You have to choose who you're going to trust: Jim Hansen, or Richard Lindzen?
Tsk; strawman argument.
The true answer is that *mostly* I trust The Economist. It's a complex world, and I can't claim to have time to become sufficiently expert on most topics, so like everyone I need to choose my preferred data filter. On a wide variety of topics, I've found The Economist to be calmer, more honest, more balanced and harder to panic than any other source I am aware of. So if we're going to talk about primary influences, that almost certainly counts as my number-one.
On the specific topic of climate change, I've watched over the course of a couple of decades as the magazine has very slowly shifted from being broadly skeptical to broadly certain that *something* is going on here; again, that's based on a broad array of input data from a lot of sources, including the various refutations of the data. I'd summarize their general viewpoint as middle-ground: that the chicken-littles are generally overstating their case, but that it is nonetheless clear that things are broadly warming, and that this is already beginning to have a broad array of side-effects.
I find their presentation consistent with the rest of the information I've found, middle-ground and pragmatic as I generally expect from them, and generally convincing.
Domestic environmental taxes won't end our consumption -- it'll just move the production to someplace with a worse environmental record. How is that a positive thing?

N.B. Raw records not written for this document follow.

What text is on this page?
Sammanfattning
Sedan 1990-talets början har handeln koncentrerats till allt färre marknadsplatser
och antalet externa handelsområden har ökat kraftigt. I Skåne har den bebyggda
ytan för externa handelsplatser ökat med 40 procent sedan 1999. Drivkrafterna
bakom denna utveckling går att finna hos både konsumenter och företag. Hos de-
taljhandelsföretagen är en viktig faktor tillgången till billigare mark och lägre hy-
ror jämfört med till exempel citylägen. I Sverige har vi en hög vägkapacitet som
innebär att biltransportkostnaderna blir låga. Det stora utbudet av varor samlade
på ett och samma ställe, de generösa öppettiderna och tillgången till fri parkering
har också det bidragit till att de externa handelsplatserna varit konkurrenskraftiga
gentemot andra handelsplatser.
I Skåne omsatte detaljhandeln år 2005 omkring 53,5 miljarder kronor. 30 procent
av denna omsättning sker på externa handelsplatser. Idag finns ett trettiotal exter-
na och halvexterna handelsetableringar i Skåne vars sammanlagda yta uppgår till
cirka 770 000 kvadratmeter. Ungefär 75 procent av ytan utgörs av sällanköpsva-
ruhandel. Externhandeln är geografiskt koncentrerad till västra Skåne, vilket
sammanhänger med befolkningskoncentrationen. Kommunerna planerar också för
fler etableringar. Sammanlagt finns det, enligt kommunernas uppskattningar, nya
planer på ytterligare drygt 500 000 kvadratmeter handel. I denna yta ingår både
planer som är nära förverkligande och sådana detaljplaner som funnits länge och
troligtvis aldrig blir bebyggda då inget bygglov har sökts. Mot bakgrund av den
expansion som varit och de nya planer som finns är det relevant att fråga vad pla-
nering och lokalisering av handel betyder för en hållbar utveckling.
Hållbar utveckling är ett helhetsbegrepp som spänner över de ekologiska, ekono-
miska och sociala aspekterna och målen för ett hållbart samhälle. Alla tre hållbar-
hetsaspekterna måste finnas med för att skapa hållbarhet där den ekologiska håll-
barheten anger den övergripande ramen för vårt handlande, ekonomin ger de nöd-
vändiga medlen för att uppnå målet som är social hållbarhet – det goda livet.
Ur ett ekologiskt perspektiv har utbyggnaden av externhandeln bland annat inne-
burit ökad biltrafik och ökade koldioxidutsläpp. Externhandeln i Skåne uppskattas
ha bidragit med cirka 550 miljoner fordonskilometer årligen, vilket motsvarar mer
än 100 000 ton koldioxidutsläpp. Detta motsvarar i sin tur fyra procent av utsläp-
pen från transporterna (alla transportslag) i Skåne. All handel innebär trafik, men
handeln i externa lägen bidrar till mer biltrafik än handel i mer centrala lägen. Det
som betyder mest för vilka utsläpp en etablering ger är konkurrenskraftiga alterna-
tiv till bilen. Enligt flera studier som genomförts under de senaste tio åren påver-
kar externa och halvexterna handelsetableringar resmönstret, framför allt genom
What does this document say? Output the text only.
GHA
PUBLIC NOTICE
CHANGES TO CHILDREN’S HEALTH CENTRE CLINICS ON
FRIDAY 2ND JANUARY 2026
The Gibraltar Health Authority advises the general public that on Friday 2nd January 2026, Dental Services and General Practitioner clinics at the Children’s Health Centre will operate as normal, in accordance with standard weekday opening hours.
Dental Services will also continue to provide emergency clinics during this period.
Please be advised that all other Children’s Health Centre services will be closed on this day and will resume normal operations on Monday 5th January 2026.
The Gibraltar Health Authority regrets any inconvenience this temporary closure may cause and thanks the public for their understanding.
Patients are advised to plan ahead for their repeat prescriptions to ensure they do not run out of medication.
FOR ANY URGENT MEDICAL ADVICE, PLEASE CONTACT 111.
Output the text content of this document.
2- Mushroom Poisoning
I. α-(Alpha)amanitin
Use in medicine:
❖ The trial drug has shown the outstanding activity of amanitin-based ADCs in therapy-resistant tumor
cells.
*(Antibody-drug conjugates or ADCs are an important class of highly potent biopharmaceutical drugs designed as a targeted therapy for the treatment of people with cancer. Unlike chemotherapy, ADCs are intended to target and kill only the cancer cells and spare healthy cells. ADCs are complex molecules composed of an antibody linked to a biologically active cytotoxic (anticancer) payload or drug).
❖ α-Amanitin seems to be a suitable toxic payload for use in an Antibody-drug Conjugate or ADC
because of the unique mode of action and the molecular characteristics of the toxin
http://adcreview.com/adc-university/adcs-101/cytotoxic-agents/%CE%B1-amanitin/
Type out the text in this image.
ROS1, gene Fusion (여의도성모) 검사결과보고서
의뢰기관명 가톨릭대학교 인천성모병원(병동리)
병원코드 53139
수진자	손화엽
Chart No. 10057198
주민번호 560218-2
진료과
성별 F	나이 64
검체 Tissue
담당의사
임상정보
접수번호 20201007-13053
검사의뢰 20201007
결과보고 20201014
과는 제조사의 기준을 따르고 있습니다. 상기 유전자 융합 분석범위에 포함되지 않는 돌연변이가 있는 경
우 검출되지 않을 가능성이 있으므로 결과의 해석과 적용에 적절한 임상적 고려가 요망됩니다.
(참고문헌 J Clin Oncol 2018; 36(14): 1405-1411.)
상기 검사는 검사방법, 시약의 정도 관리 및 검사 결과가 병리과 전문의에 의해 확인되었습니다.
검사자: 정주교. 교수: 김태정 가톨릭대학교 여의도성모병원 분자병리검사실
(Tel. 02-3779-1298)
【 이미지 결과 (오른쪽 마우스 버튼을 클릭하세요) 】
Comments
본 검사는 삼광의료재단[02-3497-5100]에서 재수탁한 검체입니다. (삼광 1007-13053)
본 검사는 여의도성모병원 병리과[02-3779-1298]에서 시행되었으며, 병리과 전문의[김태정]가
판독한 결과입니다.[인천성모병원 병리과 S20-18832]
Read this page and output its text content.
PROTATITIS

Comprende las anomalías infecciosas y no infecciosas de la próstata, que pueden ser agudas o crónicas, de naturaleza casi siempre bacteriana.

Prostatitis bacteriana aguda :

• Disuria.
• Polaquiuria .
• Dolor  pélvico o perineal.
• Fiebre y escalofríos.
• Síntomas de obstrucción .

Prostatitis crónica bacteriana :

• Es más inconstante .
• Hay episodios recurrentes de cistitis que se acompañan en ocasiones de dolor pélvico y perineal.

Again, strawman. Nobody's talking about ending consumption. The point here is *reducing* fossil-fuel-based energy consumption, and I suspect the proposal at hand would be moderately successful at that. Yes, there would be side-effects that have to be mitigated (no plan ever survives contact with reality), and no, it's not a panacea. But it's extremely unlikely that *all* of that energy usage would be shifted offshore; indeed, I find it pretty unlikely that more than a modest minority would be, after all the social and political feedback loops play out. So again, I think you're overstating...
(no subject)
Date: 2010-02-18 06:38 am (UTC)Which is a long way to go to say, "James Hansen."
But why do you trust The Economist? What makes you think that they're the most reliable intermediary? What makes their writers less susceptible to the forces that befuddle the most well-intentioned journalists covering scientific issues?
To me, the anonymity of their writers is one The Economist's weaknesses. Because of this cloak, there's no way to evaluate their qualifications, biases, and histories. In contrast, I know that Ben Goldacre (of The Guardian) doesn't actually care to understand climate change (as he's said in not so many words), so he's not really a reliable intermediary on that subject. I also know his politics (and his religion!), so I know which articles of his to verify. But this also means that I know which issues I can trust him as an authority, because I know about his faults (and his background as a medical doctor).
Slightly off topic: In between his snark, Goldacre's site Bad Science (http://www.badscience.net/) is a good source for understanding the pressures that a science journalist faces. That education is one of the reasons I've started looking at the primary sources more, as it's excessively easy for a journalist to make an innocent mistake that changes the meaning of an article.